Canadian prime minister Justin Trudeau dismissed the importance of commenting on sudden and dramatic changes to China’s COVID-19 death toll on Friday, saying Ottawa’s current focus is getting issues such as Canada’s ongoing PPE shortage resolved.
The response comes after China revised the COVID-19 death toll up by 1,290 - almost 50% - in the city of Wuhan (when the virus is believed to have originated). That sharp spike, which authorities attribute to a large number of people who died at home or cases where reporting was missed, places the current death toll in Wuhan at 3,869.
The total number of COVID-19 deaths in China currently sits at 4,632, according to Beijing’s figures. Beijing has denied suggestions from the West that China had covered up the extent of the outbreak - while also denying it has an inappropriately strong hand in informing COVID-19 decision-making at the World Health Organization.
Foreign leaders such as French president Emmanuel Macron and British foreign secretary Dominic Raab - as well as U.S. president Donald Trump - have all expressed skepticism over China’s handling of the outbreak.
Trudeau, however, did not follow suit, not using the word ‘China’ nor ‘Beijing’ once in his response to media questions about why Ottawa’s response has been relatively tepid so far.
“My job right now is to make sure that Canadians get the best support, the best protection, and are able to get through this as best we possibly can,” Trudeau said. “That means getting the equipment that we need; that means ensuring that the collaboration on the international stage is done properly.”
China remains the world’s largest producer of PPEs such as N95 masks, ventilators and protective medical clothing.

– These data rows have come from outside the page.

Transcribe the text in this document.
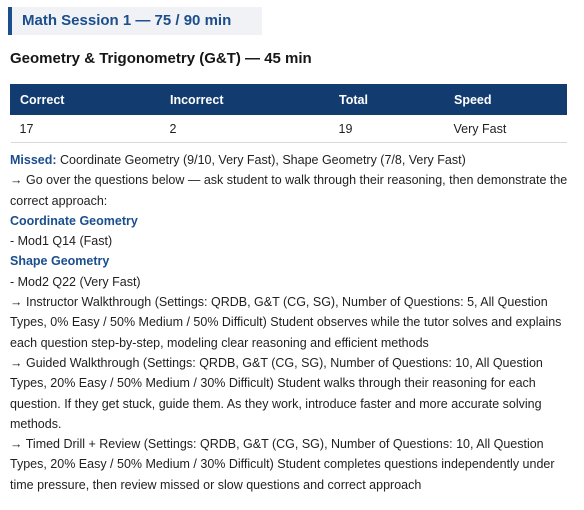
Math Session 1 — 75 / 90 min
Geometry & Trigonometry (G&T) — 45 min
Correct	Incorrect	Total	Speed
17	2	19	Very Fast

Missed: Coordinate Geometry (9/10, Very Fast), Shape Geometry (7/8, Very Fast)

→ Go over the questions below — ask student to walk through their reasoning, then demonstrate the correct approach:

Coordinate Geometry

- Mod1 Q14 (Fast)

Shape Geometry

- Mod2 Q22 (Very Fast)

→ Instructor Walkthrough (Settings: QRDB, G&T (CG, SG), Number of Questions: 5, All Question Types, 0% Easy / 50% Medium / 50% Difficult) Student observes while the tutor solves and explains each question step-by-step, modeling clear reasoning and efficient methods

→ Guided Walkthrough (Settings: QRDB, G&T (CG, SG), Number of Questions: 10, All Question Types, 20% Easy / 50% Medium / 30% Difficult) Student walks through their reasoning for each question. If they get stuck, guide them. As they work, introduce faster and more accurate solving methods.

→ Timed Drill + Review (Settings: QRDB, G&T (CG, SG), Number of Questions: 10, All Question Types, 20% Easy / 50% Medium / 30% Difficult) Student completes questions independently under time pressure, then review missed or slow questions and correct approach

Earlier this month, Canadian trade officials lamented Beijing’s decision to strictly limit the number of Chinese companies that can export PPEs, saying the new rules create significant blockages to getting masks and ventilators to Canada’s health sector struggling with treating COVID patients.
Trudeau did add that Ottawa may revisit the issue at a later time.
“There will be many questions to ask once we are through this on how various countries behaved and what sort of principles we need to learn from - and conclusions we need to draw - as we move forward,” he said. “There will be plenty of time to point fingers, to ask questions, to draw conclusions, and to ensure there are consequences for things that different countries may have done during this pandemic.”